What's new in crwlr / crawler v0.2 and v0.3
There are already two new 0.x versions of the crawler package. Here a quick summary of what's new in versions 0.2 and 0.3.
v0.2.0
uniqueOutputs() Step Method
Sometimes you'll have data sources containing the same items
multiple times, but you don't want to have duplicates in your
results. By calling uniqueOutputs()
on any step you can now
very easily prevent getting duplicate outputs even though the
steps are still generator functions.
$crawler = new MyCrawler();
$crawler
->input('https://example.com/listing')
->addStep(Http::get())
->addStep(
Html::getLinks('.item a')
->uniqueOutputs()
);
// Run crawler and process results
When the output of a step is an array or even an object, you can also define a key on that array/object that can be used to check for uniqueness.
$crawler = new MyCrawler();
$crawler
->input('https://example.com/listing')
->addStep(Http::get())
->addStep(
Html::each('.item')
->extract([
'title' => 'h3',
'price' => '.productPrice',
'description' => '.text'
])
->uniqueOutputs('title')
);
// Run crawler and process results
This can improve performance because otherwise it will create simple string keys for any array/object by serializing and hashing it, to check for uniqueness.
This is also the secret how it's done with Generator functions: the step internally remembers the keys it's already yielded. This memory is reset when the crawler run is finished.

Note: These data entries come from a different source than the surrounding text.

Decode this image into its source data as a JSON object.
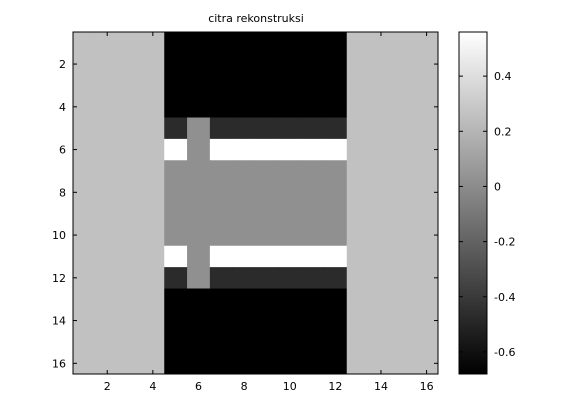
{
  "chart_data": {
    "type": "heatmap",
    "title": "citra rekonstruksi",
    "xlabel": "",
    "ylabel": "",
    "x_ticks": [
      2,
      4,
      6,
      8,
      10,
      12,
      14,
      16
    ],
    "y_ticks": [
      2,
      4,
      6,
      8,
      10,
      12,
      14,
      16
    ],
    "xlim": [
      0.5,
      16.5
    ],
    "ylim": [
      16.5,
      0.5
    ],
    "y_direction": "reversed",
    "colormap": "gray",
    "clim": [
      -0.68,
      0.56
    ],
    "colorbar": {
      "ticks": [
        0.4,
        0.2,
        0,
        -0.2,
        -0.4,
        -0.6
      ],
      "tick_labels": [
        "0.4",
        "0.2",
        "0",
        "-0.2",
        "-0.4",
        "-0.6"
      ]
    },
    "matrix": [
      [
        0.26,
        0.26,
        0.26,
        0.26,
        -0.68,
        -0.68,
        -0.68,
        -0.68,
        -0.68,
        -0.68,
        -0.68,
        -0.68,
        0.26,
        0.26,
        0.26,
        0.26
      ],
      [
        0.26,
        0.26,
        0.26,
        0.26,
        -0.68,
        -0.68,
        -0.68,
        -0.68,
        -0.68,
        -0.68,
        -0.68,
        -0.68,
        0.26,
        0.26,
        0.26,
        0.26
      ],
      [
        0.26,
        0.26,
        0.26,
        0.26,
        -0.68,
        -0.68,
        -0.68,
        -0.68,
        -0.68,
        -0.68,
        -0.68,
        -0.68,
        0.26,
        0.26,
        0.26,
        0.26
      ],
      [
        0.26,
        0.26,
        0.26,
        0.26,
        -0.68,
        -0.68,
        -0.68,
        -0.68,
        -0.68,
        -0.68,
        -0.68,
        -0.68,
        0.26,
        0.26,
        0.26,
        0.26
      ],
      [
        0.26,
        0.26,
        0.26,
        0.26,
        -0.47,
        0.02,
        -0.47,
        -0.47,
        -0.47,
        -0.47,
        -0.47,
        -0.47,
        0.26,
        0.26,
        0.26,
        0.26
      ],
      [
        0.26,
        0.26,
        0.26,
        0.26,
        0.56,
        0.02,
        0.56,
        0.56,
        0.56,
        0.56,
        0.56,
        0.56,
        0.26,
        0.26,
        0.26,
        0.26
      ],
      [
        0.26,
        0.26,
        0.26,
        0.26,
        0.02,
        0.02,
        0.02,
        0.02,
        0.02,
        0.02,
        0.02,
        0.02,
        0.26,
        0.26,
        0.26,
        0.26
      ],
      [
        0.26,
        0.26,
        0.26,
        0.26,
        0.02,
        0.02,
        0.02,
        0.02,
        0.02,
        0.02,
        0.02,
        0.02,
        0.26,
        0.26,
        0.26,
        0.26
      ],
      [
        0.26,
        0.26,
        0.26,
        0.26,
        0.02,
        0.02,
        0.02,
        0.02,
        0.02,
        0.02,
        0.02,
        0.02,
        0.26,
        0.26,
        0.26,
        0.26
      ],
      [
        0.26,
        0.26,
        0.26,
        0.26,
        0.02,
        0.02,
        0.02,
        0.02,
        0.02,
        0.02,
        0.02,
        0.02,
        0.26,
        0.26,
        0.26,
        0.26
      ],
      [
        0.26,
        0.26,
        0.26,
        0.26,
        0.56,
        0.02,
        0.56,
        0.56,
        0.56,
        0.56,
        0.56,
        0.56,
        0.26,
        0.26,
        0.26,
        0.26
      ],
      [
        0.26,
        0.26,
        0.26,
        0.26,
        -0.47,
        0.02,
        -0.47,
        -0.47,
        -0.47,
        -0.47,
        -0.47,
        -0.47,
        0.26,
        0.26,
        0.26,
        0.26
      ],
      [
        0.26,
        0.26,
        0.26,
        0.26,
        -0.68,
        -0.68,
        -0.68,
        -0.68,
        -0.68,
        -0.68,
        -0.68,
        -0.68,
        0.26,
        0.26,
        0.26,
        0.26
      ],
      [
        0.26,
        0.26,
        0.26,
        0.26,
        -0.68,
        -0.68,
        -0.68,
        -0.68,
        -0.68,
        -0.68,
        -0.68,
        -0.68,
        0.26,
        0.26,
        0.26,
        0.26
      ],
      [
        0.26,
        0.26,
        0.26,
        0.26,
        -0.68,
        -0.68,
        -0.68,
        -0.68,
        -0.68,
        -0.68,
        -0.68,
        -0.68,
        0.26,
        0.26,
        0.26,
        0.26
      ],
      [
        0.26,
        0.26,
        0.26,
        0.26,
        -0.68,
        -0.68,
        -0.68,
        -0.68,
        -0.68,
        -0.68,
        -0.68,
        -0.68,
        0.26,
        0.26,
        0.26,
        0.26
      ]
    ]
  }
}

runAndTraverse() on the Crawler
As a result of using generators, you need to iterate the
results, the run()
method returns, otherwise nothing will
happen when calling that method.
But often you won't actually need to do anything with the
results, where you're calling the crawler, because you've
set a store to store the
results or maybe the crawler even just needs to call some urls,
but you don't need any results.
So, to avoid having loops with empty body, or using PHP's
iterator_to_array,
or things like that, you can now use runAndTraverse()
:
$myCrawler->runAndTraverse();
v0.3.0
Monitoring memory usage
The library is built to be as memory efficient as possible, but as crawlers typically are programs dealing with vast amounts of data, you can still potentially hit memory limits. When that happens, but you're not really sure why, you can now tell the crawler to log messages about its current memory usage after every step invocation, to maybe get a hint what's causing it:
$crawler->monitorMemoryUsage();
Or if it should only log messages once the memory usage exceeds X bytes:
$crawler->monitorMemoryUsage(1000000000);
So it won't pollute your logs while it's not really necessary.
Fixes
Both new versions also contain a fixes/improvements, especially v0.3 fixes how generators are used internally to be as memory efficient as possible.